Chronic stress flattens that pattern. The morning peak is blunted. Evening levels stay elevated. The result is fatigue in the morning and wired alertness at night — the inverse of what a healthy diurnal cortisol curve produces. By the time someone is describing themselves as "tired but wired," the rhythm has typically been flat for months.

HRV as a flawed-but-useful integrator

Heart rate variability is the variation in the interval between successive heartbeats. A healthy autonomic nervous system produces high variability; a stressed one produces low variability, because sympathetic dominance imposes a more rigid rhythm.

HRV is genuinely useful as a trend, and largely useless as a daily number. Day-to-day HRV is influenced by alcohol, hydration, illness, training load, meal timing, and ambient temperature, none of which are particularly interesting. The signal worth attending to is the multi-week baseline. If average HRV is drifting downward across two or three weeks and nothing else has changed, the autonomic nervous system is reporting accumulated load. That is information worth acting on.

Wrist-based HRV is more reliable than wrist-based sleep staging, partly because the underlying measurement is simpler. It still warrants modest claims.

What to do with all this

The practical implications are unglamorous.

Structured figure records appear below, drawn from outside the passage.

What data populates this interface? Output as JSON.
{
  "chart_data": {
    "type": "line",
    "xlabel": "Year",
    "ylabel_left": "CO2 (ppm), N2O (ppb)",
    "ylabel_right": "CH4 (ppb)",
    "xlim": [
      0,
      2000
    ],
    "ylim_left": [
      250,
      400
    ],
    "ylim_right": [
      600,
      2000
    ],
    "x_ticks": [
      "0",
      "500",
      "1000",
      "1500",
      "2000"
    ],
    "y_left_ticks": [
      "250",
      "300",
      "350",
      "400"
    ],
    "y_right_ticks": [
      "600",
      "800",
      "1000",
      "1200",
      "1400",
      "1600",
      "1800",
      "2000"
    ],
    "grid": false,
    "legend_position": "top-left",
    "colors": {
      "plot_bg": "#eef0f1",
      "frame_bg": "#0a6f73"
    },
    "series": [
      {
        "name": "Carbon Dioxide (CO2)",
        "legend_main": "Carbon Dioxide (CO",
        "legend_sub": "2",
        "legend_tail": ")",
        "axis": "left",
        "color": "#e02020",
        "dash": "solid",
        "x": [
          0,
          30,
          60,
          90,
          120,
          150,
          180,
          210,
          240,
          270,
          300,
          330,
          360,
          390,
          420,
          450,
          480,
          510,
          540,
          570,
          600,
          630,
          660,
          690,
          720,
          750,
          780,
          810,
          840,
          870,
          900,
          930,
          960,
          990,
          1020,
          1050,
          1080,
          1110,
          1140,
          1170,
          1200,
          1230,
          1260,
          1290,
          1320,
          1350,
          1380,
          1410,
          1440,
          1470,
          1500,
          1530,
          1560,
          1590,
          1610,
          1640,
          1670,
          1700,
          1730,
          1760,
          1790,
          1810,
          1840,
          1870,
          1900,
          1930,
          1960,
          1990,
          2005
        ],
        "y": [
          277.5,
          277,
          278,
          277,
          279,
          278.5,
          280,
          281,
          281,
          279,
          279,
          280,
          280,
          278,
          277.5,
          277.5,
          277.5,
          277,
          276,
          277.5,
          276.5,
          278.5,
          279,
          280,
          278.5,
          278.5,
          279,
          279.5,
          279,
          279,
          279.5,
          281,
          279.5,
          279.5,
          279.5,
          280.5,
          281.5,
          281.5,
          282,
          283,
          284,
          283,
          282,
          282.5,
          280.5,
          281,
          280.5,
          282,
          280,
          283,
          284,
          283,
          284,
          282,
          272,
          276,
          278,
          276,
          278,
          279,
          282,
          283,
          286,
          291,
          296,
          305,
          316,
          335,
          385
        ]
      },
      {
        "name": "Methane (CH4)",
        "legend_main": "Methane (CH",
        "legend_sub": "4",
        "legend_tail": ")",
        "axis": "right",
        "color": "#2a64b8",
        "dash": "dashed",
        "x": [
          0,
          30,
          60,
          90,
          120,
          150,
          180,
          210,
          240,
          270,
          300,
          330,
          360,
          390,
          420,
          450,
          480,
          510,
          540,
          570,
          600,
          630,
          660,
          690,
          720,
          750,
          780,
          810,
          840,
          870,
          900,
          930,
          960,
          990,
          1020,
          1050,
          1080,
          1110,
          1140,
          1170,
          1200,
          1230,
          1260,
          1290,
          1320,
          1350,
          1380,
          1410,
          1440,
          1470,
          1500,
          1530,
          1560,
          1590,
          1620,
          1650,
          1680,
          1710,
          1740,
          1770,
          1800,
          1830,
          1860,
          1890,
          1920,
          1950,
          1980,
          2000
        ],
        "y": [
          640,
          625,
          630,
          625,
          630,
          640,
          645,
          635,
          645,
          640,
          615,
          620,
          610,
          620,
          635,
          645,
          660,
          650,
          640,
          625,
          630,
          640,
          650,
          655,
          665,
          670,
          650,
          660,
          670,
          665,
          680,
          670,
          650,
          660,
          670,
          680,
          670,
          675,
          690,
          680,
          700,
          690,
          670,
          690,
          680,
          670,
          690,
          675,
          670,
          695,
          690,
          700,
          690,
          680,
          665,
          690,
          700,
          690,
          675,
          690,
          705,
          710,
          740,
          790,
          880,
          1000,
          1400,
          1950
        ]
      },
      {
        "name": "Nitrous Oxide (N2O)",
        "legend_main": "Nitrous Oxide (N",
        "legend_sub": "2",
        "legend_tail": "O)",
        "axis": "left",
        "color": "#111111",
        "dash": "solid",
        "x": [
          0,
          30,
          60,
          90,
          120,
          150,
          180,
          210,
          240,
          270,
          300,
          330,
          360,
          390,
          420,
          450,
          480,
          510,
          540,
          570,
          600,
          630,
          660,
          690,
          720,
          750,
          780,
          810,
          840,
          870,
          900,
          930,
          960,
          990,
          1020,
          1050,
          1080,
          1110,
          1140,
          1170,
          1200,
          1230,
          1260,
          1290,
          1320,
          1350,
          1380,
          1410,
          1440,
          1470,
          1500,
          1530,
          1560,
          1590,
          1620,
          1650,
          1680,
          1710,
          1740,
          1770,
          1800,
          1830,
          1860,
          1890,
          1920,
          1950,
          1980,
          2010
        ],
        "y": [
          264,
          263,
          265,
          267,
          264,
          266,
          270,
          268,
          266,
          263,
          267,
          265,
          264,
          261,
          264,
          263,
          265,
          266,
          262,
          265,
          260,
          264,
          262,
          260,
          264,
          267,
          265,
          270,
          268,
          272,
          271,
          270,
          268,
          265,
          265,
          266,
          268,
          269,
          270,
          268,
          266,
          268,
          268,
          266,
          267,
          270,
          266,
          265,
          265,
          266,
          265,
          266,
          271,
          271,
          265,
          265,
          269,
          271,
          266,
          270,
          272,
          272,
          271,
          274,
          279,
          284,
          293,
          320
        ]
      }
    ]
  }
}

  • Acute stressors are largely fine and often beneficial. Hard workouts, cold exposure, fasting, difficult thinking — these belong in a well-lived week.
  • Chronic stressors are the actual problem. Long hours without genuine rest, low-grade financial worry, unresolved interpersonal conflict, sleep debt. These do not respond to the interventions sold for "stress management."
  • Recovery is not optional. The adaptive response to a stressor happens during recovery, not during exposure. A training week without rest days is not a more intense training week; it is a less effective one.

"The dose makes the poison." — Paracelsus, sixteenth century, and still the cleanest summary of the hormesis literature.

The work, if there is work, is to distinguish stressors that resolve from stressors that do not, and to take the second category as seriously as the first.